The answer to Gideon’s excuse about his insignificance and inability was the promise that God would be with Him in his appointed task.

“Go in this thy might,…have not I sent thee?…Surely I will be with thee, and thou shalt smite the Midianites as one man.”

(Judges 6:12, 14, and 16)

It was the same problem when God called Moses to deliver Israel.  His first objection was, “Who am I?” (Exodus 3:1-12).  When the Lord replied that who he was did not matter because He (God) would be with him on the mission to save the people, Moses wanted to know who He (God) was (see Exodus 3:13-15).  Now Gideon’s strength for the task had nothing to do with his family, his natural abilities, his background, or his determination.  It had everything to do with His God.  In the hours and days that followed, Gideon learned much about Who God is.  And so must we.  It is faith in God and in who we are in His plan that is the key to revival.
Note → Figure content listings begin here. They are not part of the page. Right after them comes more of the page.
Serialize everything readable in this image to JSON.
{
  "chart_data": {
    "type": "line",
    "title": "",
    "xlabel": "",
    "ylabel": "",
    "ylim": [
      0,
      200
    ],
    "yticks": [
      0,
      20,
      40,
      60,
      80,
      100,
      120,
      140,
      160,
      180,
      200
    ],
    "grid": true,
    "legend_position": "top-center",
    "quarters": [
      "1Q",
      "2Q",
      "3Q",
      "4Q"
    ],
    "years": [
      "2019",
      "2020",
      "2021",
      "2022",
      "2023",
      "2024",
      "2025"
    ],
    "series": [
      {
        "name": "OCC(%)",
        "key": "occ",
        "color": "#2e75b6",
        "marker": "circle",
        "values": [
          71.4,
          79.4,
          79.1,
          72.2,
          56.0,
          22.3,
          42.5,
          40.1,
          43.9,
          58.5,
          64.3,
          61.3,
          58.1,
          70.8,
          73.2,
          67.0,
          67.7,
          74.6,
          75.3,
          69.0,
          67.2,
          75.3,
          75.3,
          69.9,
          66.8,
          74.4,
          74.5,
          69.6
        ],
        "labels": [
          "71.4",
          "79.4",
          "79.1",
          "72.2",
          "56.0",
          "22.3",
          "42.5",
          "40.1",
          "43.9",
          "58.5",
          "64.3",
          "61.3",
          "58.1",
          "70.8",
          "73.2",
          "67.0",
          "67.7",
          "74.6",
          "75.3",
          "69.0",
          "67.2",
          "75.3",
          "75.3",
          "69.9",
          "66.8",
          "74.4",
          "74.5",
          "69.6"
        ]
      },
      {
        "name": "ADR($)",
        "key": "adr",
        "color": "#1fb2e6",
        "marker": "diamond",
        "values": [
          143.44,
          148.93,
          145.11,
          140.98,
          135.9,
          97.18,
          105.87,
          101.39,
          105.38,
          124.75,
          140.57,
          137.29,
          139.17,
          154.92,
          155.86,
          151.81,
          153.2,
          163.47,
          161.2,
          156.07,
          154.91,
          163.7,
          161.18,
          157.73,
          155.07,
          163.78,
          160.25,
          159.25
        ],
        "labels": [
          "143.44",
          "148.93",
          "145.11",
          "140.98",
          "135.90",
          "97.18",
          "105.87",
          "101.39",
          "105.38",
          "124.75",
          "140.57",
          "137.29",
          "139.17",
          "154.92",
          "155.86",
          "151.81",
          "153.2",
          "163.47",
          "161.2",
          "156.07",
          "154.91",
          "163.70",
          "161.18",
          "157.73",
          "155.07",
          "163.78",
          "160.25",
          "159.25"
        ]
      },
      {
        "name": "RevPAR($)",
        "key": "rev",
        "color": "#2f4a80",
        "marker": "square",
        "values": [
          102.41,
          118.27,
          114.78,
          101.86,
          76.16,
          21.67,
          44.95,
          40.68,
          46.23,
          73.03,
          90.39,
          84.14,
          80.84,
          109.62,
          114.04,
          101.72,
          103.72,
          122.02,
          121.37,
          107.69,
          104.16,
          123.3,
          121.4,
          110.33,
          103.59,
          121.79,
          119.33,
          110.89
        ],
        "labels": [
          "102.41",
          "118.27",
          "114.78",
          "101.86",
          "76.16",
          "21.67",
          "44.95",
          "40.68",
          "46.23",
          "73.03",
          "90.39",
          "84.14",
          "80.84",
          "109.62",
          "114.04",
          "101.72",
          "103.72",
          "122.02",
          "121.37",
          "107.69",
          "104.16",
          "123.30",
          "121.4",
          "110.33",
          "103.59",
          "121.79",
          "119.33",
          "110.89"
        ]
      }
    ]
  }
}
In the year to follow, must we not let the living Word of God generate faith in our hearts to believe in His power to do in us what He said He would do?  Must we not get off our sad sacks and get on our knees in earnest prayer for revival in our hearts and our churches?  Must we not shake our unnecessary discouragement about revival and see miraculous deliverance such as Gideon did when he finally shook his?